Earlier this month, Venezuelan President Nicolas Maduro announced that his country would introduce a digital currency to be called the “petro” backed by the country’s vast (300 billion barrels) proved reserves of oil and other natural resources. Maduro’s goal is to circumvent the international financial blockade that the United States raised around the country last August.
There could be some problems. Foremost is the country’s uncontrollable inflation which has made the national currency — the bolivar — essentially worthless. Ordinary Venezuelans have already taken to mining bitcoin or even using it to purchase items that they cannot get because of the U.S. sanctions. How would the petro solve that problem?
If Maduro’s intention is to create just another cryptocurrency, backing it with natural resource reserves is unnecessary. What Maduro has proposed is not really a cryptocurrency but a digital currency. In effect, the petro is a digital fiat currency backed by the country’s resource reserves, not the full faith and credit of the government. It’s essentially a new version of the gold standard — without the gold.
Maduro’s government would probably like nothing better than to have the petro replace the nearly worthless bolivar, but would that really solve the country’s problem with U.S. sanctions? Probably not because just as the Trump administration walled in the country’s ability to conduct transactions with bolivars, so too could it block transactions with the petro.
The only way to avoid the sanctions is to conduct international transactions in a real, decentralized cryptocurrency. Decentralization (via the blockchain) is what defines a cryptocurrency. Because the petro would, by definition, have to be centralized, it is not a genuine cryptocurrency.

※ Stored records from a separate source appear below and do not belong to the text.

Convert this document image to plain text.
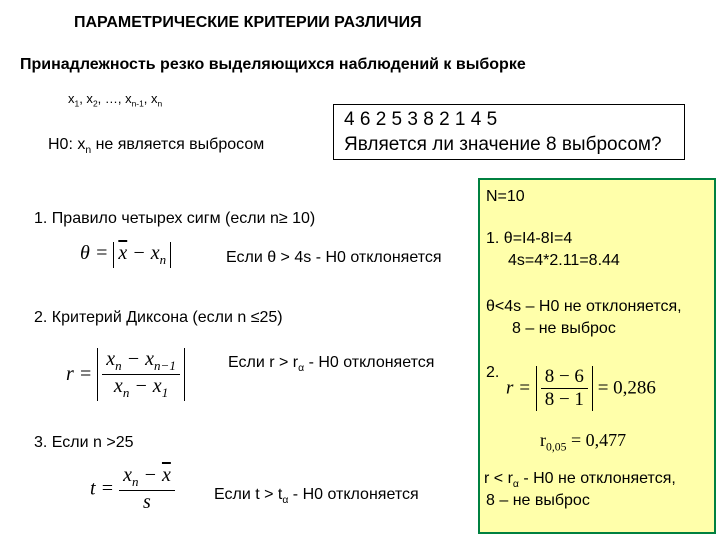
ПАРАМЕТРИЧЕСКИЕ КРИТЕРИИ РАЗЛИЧИЯ
Принадлежность резко выделяющихся наблюдений к выборке
$x_1$, $x_2$, …, $x_{n-1}$, $x_n$
H0: $x_n$ не является выбросом
4 6 2 5 3 8 2 1 4 5
Является ли значение 8 выбросом?
1. Правило четырех сигм (если n≥ 10)
$\theta = \overline{x} - x_n$	Если θ > 4s - H0 отклоняется
2. Критерий Диксона (если n ≤25)
$r = \frac{x_n - x_{n-1}}{x_n - x_1}$	Если $r > r_\alpha - H0$ отклоняется
3. Если n >25
$t = \frac{x_n - \overline{x}}{s}$ Если $t > t_\alpha - H0$ отклоняется
N=10
1. θ=I4-8I=4
4s=4*2.11=8.44
θ<4s – H0 не отклоняется,
8 – не выброс
2.
$r = \frac{8 - 6}{8 - 1} = 0,286$
$r_{0,05} = 0,477$
$r < r_\alpha - H0$ не отклоняется,
8 – не выброс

Centralization, then, offers new opportunities for corruption. In a report from Moody’s Investors Service published last week and cited at Bitcoin.com, the country’s basic economic mismanagement, political tensions, and unwillingness to make public any economic data has seriously damaged Venezuela’s credibility:
Even if the government were able to establish a virtual currency, we do not believe that the market participants felt sufficiently confident that the government would manage it faithfully and transparently, which would limit their willingness to buy or carry out transactions in petroleum.
Could the petro function as the government hopes? Because the petro would be backed by a physical asset, Venezuela could set up a futures and option exchange where trades are cleared in petros and the value of the currency would be based on the value of Venezuela’s oil and other reserves. The conclusion Moody’s drew applies here as well.
What Venezuela has lost is international confidence and no digital currency is likely to repair the damage. That is not stopping the government from establishing agencies to “superintend” the issuance and regulation of the petro nor is it reining in Maduro’s enthusiasm:
I am sure that the steps we are taking are firm and the year 2018 I imagine, I feel it in my body, is the year of the takeoff of the cryptocurrency and the recovery of the economy of the country.
Could happen, but who would want to bet on it?